Para Fausto, o documento permite entender porque Geisel escolheu o general João Batista Figueiredo para suceder-lhe na Presidência da República. “O Geisel também não tem nada de liberal, tem responsabilidades profundas, mas também tem a intenção de promover uma abertura no regime. E não por pressões populares, mas, sobretudo, porque ele estava interessado na estrutura hierarquizada do Exército, que vinha se desmontando dia após dia”.
Dallari cobra um posicionamento das Forças Armadas. “Se não houver assunção, pelas Forças Armadas, de maneira clara, do que houve, sempre vai ficar essa situação. Enquanto as Forças Armadas não fizerem isso, sempre vai ficar aquele questionamento sobre a posição deles” afirma.
Gilson Dipp tem avaliação semelhante. “As Forças Armadas não precisam se envergonhar agora. Todo mundo tem que fazer sua penitência. Até porque hoje não se pensa como antes. Não se pode esconder [os documentos] para se preservar uma pseudo autoridade que não divulgue documentos daquela época que possam reconstruir a história do Brasil”.
Gilson Dipp também cobra que o Supremo Tribunal Federal volte a analisar as ações sobre a revisão da Lei de Anistia que pendem de julgamento na corte. A corte considerou constitucional a lei que anistiou militares e militantes políticas por suas ações.
“O Supremo tem que retirar de seus arquivos empoeirados as ações que digam respeito ao interesse do povo brasileiro e parar de discutir aspectos políticos e mesquinharias para dar holofote a cada um de algum de seus ministros.
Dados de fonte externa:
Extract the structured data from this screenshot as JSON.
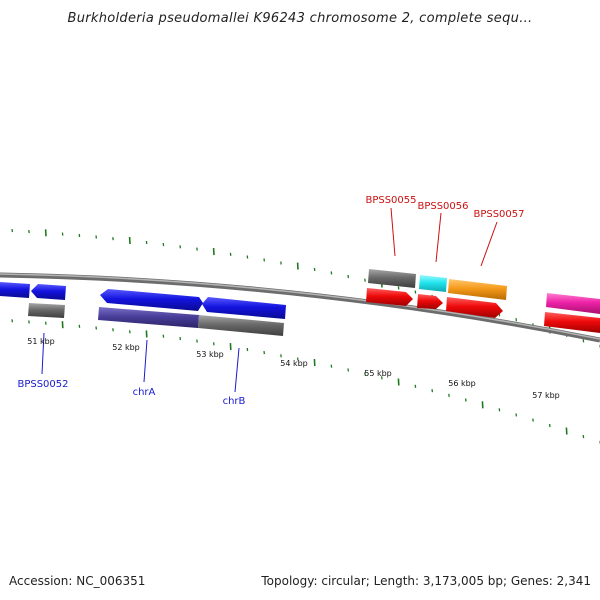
{
  "title": "Burkholderia pseudomallei K96243 chromosome 2, complete sequ...",
  "footer": {
    "accession": "Accession: NC_006351",
    "topology": "Topology: circular; Length: 3,173,005 bp; Genes: 2,341"
  },
  "scale_labels": [
    "51 kbp",
    "52 kbp",
    "53 kbp",
    "54 kbp",
    "55 kbp",
    "56 kbp",
    "57 kbp"
  ],
  "gene_labels": [
    {
      "text": "BPSS0055",
      "color": "#cc1010"
    },
    {
      "text": "BPSS0056",
      "color": "#cc1010"
    },
    {
      "text": "BPSS0057",
      "color": "#cc1010"
    },
    {
      "text": "BPSS0052",
      "color": "#1a1acc"
    },
    {
      "text": "chrA",
      "color": "#1a1acc"
    },
    {
      "text": "chrB",
      "color": "#1a1acc"
    }
  ],
  "colors": {
    "backbone": "#8a8a8a",
    "tick": "#1f7a1f",
    "blue": "#1414e0",
    "red": "#ee0a0a",
    "gray": "#6a6a6a",
    "cyan": "#22e6ee",
    "orange": "#f59a1a",
    "magenta": "#ee22a8",
    "purple": "#4a3f9a"
  }
}
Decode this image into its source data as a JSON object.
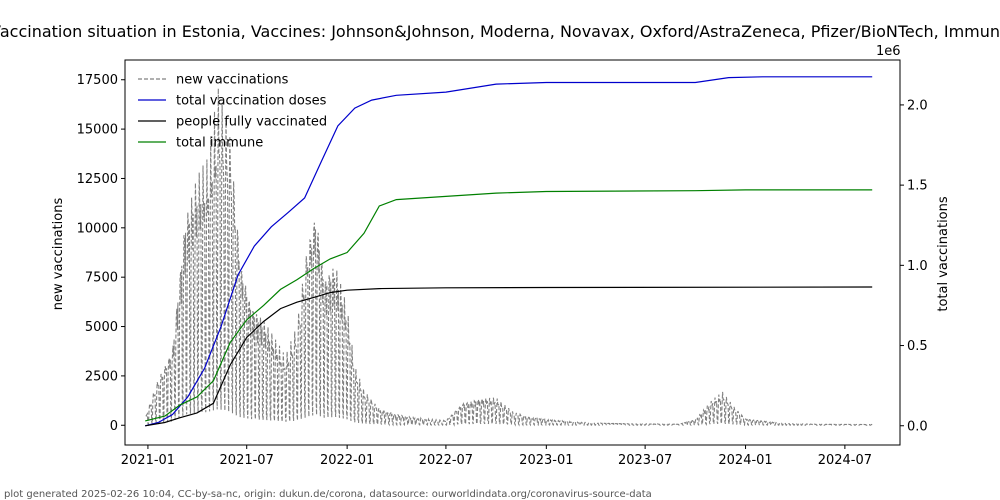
{
  "chart_data": {
    "type": "line",
    "title": "Vaccination situation in Estonia, Vaccines: Johnson&Johnson, Moderna, Novavax, Oxford/AstraZeneca, Pfizer/BioNTech, Immune",
    "ylabel_left": "new vaccinations",
    "ylabel_right": "total vaccinations",
    "right_axis_multiplier": "1e6",
    "x_ticks": [
      "2021-01",
      "2021-07",
      "2022-01",
      "2022-07",
      "2023-01",
      "2023-07",
      "2024-01",
      "2024-07"
    ],
    "xlim": [
      "2020-11-20",
      "2024-10-10"
    ],
    "ylim_left": [
      -1000,
      18500
    ],
    "y_ticks_left": [
      "0",
      "2500",
      "5000",
      "7500",
      "10000",
      "12500",
      "15000",
      "17500"
    ],
    "ylim_right": [
      -0.12,
      2.28
    ],
    "y_ticks_right": [
      "0.0",
      "0.5",
      "1.0",
      "1.5",
      "2.0"
    ],
    "legend_position": "top-left",
    "grid": false,
    "series": [
      {
        "name": "new vaccinations",
        "axis": "left",
        "color": "#808080",
        "style": "dashed",
        "envelope": [
          [
            "2020-12-28",
            500
          ],
          [
            "2021-01-20",
            2500
          ],
          [
            "2021-02-15",
            4200
          ],
          [
            "2021-03-10",
            11000
          ],
          [
            "2021-04-01",
            12800
          ],
          [
            "2021-04-20",
            13500
          ],
          [
            "2021-05-10",
            17300
          ],
          [
            "2021-06-01",
            15500
          ],
          [
            "2021-06-20",
            9000
          ],
          [
            "2021-07-10",
            6500
          ],
          [
            "2021-08-01",
            5500
          ],
          [
            "2021-08-20",
            4500
          ],
          [
            "2021-09-10",
            3500
          ],
          [
            "2021-10-01",
            5200
          ],
          [
            "2021-10-20",
            9800
          ],
          [
            "2021-11-05",
            11900
          ],
          [
            "2021-11-20",
            8000
          ],
          [
            "2021-12-10",
            8500
          ],
          [
            "2022-01-01",
            6000
          ],
          [
            "2022-01-15",
            3000
          ],
          [
            "2022-02-01",
            1800
          ],
          [
            "2022-03-01",
            900
          ],
          [
            "2022-04-01",
            600
          ],
          [
            "2022-05-01",
            400
          ],
          [
            "2022-06-01",
            300
          ],
          [
            "2022-07-01",
            250
          ],
          [
            "2022-08-01",
            1200
          ],
          [
            "2022-09-01",
            1400
          ],
          [
            "2022-10-01",
            1400
          ],
          [
            "2022-11-01",
            700
          ],
          [
            "2022-12-01",
            450
          ],
          [
            "2023-01-01",
            300
          ],
          [
            "2023-03-01",
            150
          ],
          [
            "2023-06-01",
            80
          ],
          [
            "2023-09-01",
            60
          ],
          [
            "2023-10-01",
            300
          ],
          [
            "2023-11-01",
            1300
          ],
          [
            "2023-11-20",
            1700
          ],
          [
            "2023-12-10",
            1000
          ],
          [
            "2024-01-01",
            350
          ],
          [
            "2024-03-01",
            120
          ],
          [
            "2024-05-01",
            60
          ],
          [
            "2024-08-20",
            40
          ]
        ]
      },
      {
        "name": "total vaccination doses",
        "axis": "right",
        "color": "#0000cc",
        "points": [
          [
            "2020-12-27",
            0
          ],
          [
            "2021-01-20",
            0.02
          ],
          [
            "2021-02-15",
            0.07
          ],
          [
            "2021-03-15",
            0.18
          ],
          [
            "2021-04-15",
            0.36
          ],
          [
            "2021-05-15",
            0.62
          ],
          [
            "2021-06-15",
            0.94
          ],
          [
            "2021-07-15",
            1.12
          ],
          [
            "2021-08-15",
            1.24
          ],
          [
            "2021-09-15",
            1.33
          ],
          [
            "2021-10-15",
            1.42
          ],
          [
            "2021-11-15",
            1.65
          ],
          [
            "2021-12-15",
            1.87
          ],
          [
            "2022-01-15",
            1.98
          ],
          [
            "2022-02-15",
            2.03
          ],
          [
            "2022-04-01",
            2.06
          ],
          [
            "2022-07-01",
            2.08
          ],
          [
            "2022-10-01",
            2.13
          ],
          [
            "2023-01-01",
            2.14
          ],
          [
            "2023-06-01",
            2.14
          ],
          [
            "2023-10-01",
            2.14
          ],
          [
            "2023-12-01",
            2.17
          ],
          [
            "2024-02-01",
            2.175
          ],
          [
            "2024-08-20",
            2.175
          ]
        ]
      },
      {
        "name": "people fully vaccinated",
        "axis": "right",
        "color": "#000000",
        "points": [
          [
            "2020-12-27",
            0
          ],
          [
            "2021-02-01",
            0.02
          ],
          [
            "2021-03-01",
            0.05
          ],
          [
            "2021-04-01",
            0.08
          ],
          [
            "2021-05-01",
            0.14
          ],
          [
            "2021-06-01",
            0.38
          ],
          [
            "2021-07-01",
            0.55
          ],
          [
            "2021-08-01",
            0.65
          ],
          [
            "2021-09-01",
            0.73
          ],
          [
            "2021-10-01",
            0.77
          ],
          [
            "2021-11-01",
            0.8
          ],
          [
            "2021-12-01",
            0.83
          ],
          [
            "2022-01-01",
            0.845
          ],
          [
            "2022-03-01",
            0.855
          ],
          [
            "2022-07-01",
            0.86
          ],
          [
            "2023-01-01",
            0.862
          ],
          [
            "2024-08-20",
            0.865
          ]
        ]
      },
      {
        "name": "total immune",
        "axis": "right",
        "color": "#008000",
        "points": [
          [
            "2020-12-27",
            0.03
          ],
          [
            "2021-02-01",
            0.06
          ],
          [
            "2021-03-01",
            0.13
          ],
          [
            "2021-04-01",
            0.18
          ],
          [
            "2021-05-01",
            0.28
          ],
          [
            "2021-06-01",
            0.52
          ],
          [
            "2021-07-01",
            0.66
          ],
          [
            "2021-08-01",
            0.75
          ],
          [
            "2021-09-01",
            0.85
          ],
          [
            "2021-10-01",
            0.91
          ],
          [
            "2021-11-01",
            0.98
          ],
          [
            "2021-12-01",
            1.04
          ],
          [
            "2022-01-01",
            1.08
          ],
          [
            "2022-02-01",
            1.2
          ],
          [
            "2022-03-01",
            1.37
          ],
          [
            "2022-04-01",
            1.41
          ],
          [
            "2022-07-01",
            1.43
          ],
          [
            "2022-10-01",
            1.45
          ],
          [
            "2023-01-01",
            1.46
          ],
          [
            "2023-10-01",
            1.465
          ],
          [
            "2024-01-01",
            1.47
          ],
          [
            "2024-08-20",
            1.47
          ]
        ]
      }
    ]
  },
  "footer": "plot generated 2025-02-26 10:04, CC-by-sa-nc, origin: dukun.de/corona, datasource: ourworldindata.org/coronavirus-source-data"
}
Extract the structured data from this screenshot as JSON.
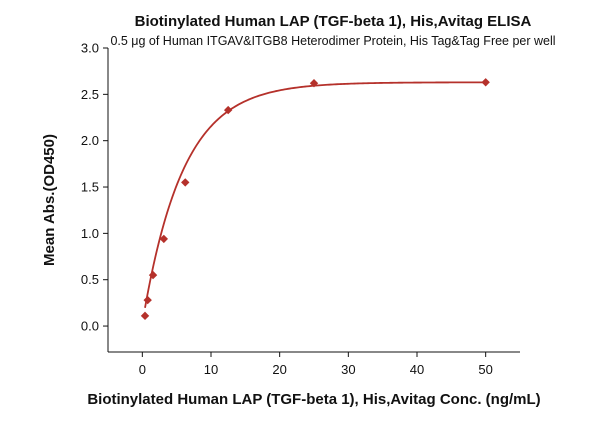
{
  "chart_data": {
    "type": "scatter",
    "title": "Biotinylated Human LAP (TGF-beta 1), His,Avitag ELISA",
    "subtitle": "0.5 μg of Human ITGAV&ITGB8 Heterodimer Protein, His Tag&Tag Free per well",
    "xlabel": "Biotinylated Human LAP (TGF-beta 1), His,Avitag Conc. (ng/mL)",
    "ylabel": "Mean Abs.(OD450)",
    "xlim": [
      -5,
      55
    ],
    "ylim": [
      -0.28,
      3.0
    ],
    "xticks": [
      "0",
      "10",
      "20",
      "30",
      "40",
      "50"
    ],
    "yticks": [
      "0.0",
      "0.5",
      "1.0",
      "1.5",
      "2.0",
      "2.5",
      "3.0"
    ],
    "grid": false,
    "series": [
      {
        "color": "#b5312b",
        "marker": "diamond",
        "x": [
          0.39,
          0.78,
          1.56,
          3.13,
          6.25,
          12.5,
          25,
          50
        ],
        "y": [
          0.11,
          0.28,
          0.55,
          0.94,
          1.55,
          2.33,
          2.62,
          2.63
        ],
        "fit": "sigmoidal"
      }
    ]
  }
}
Mesmo que seja para manter sua posição, mas que julgue o que esta lá”, afirma o jurista.
Dallari compara o Brasil aos vizinhos Argentina, Uruguai e Chile, que processaram e julgaram militares envolvidos com violações em suas respectivas ditaduras. “Mesmo nos embates recentes que tem havido no Supremo, nas duas alas há ministros com forte compromisso com direitos humanos. Há, sim, uma maior sensibilidade para a necessidade de o STF dar uma resposta que eleve o padrão dos direitos humanos no Brasil e uma disposição de enfrentar esse tema difícil”
O historiador Boris Fausto expressa sua descrença em relação à revisão da Lei da Anistia. “Na prática, isso está tão longe da realidade. Estamos ameaçados de um avanço da extrema direita que pode vir pela via eleitoral”.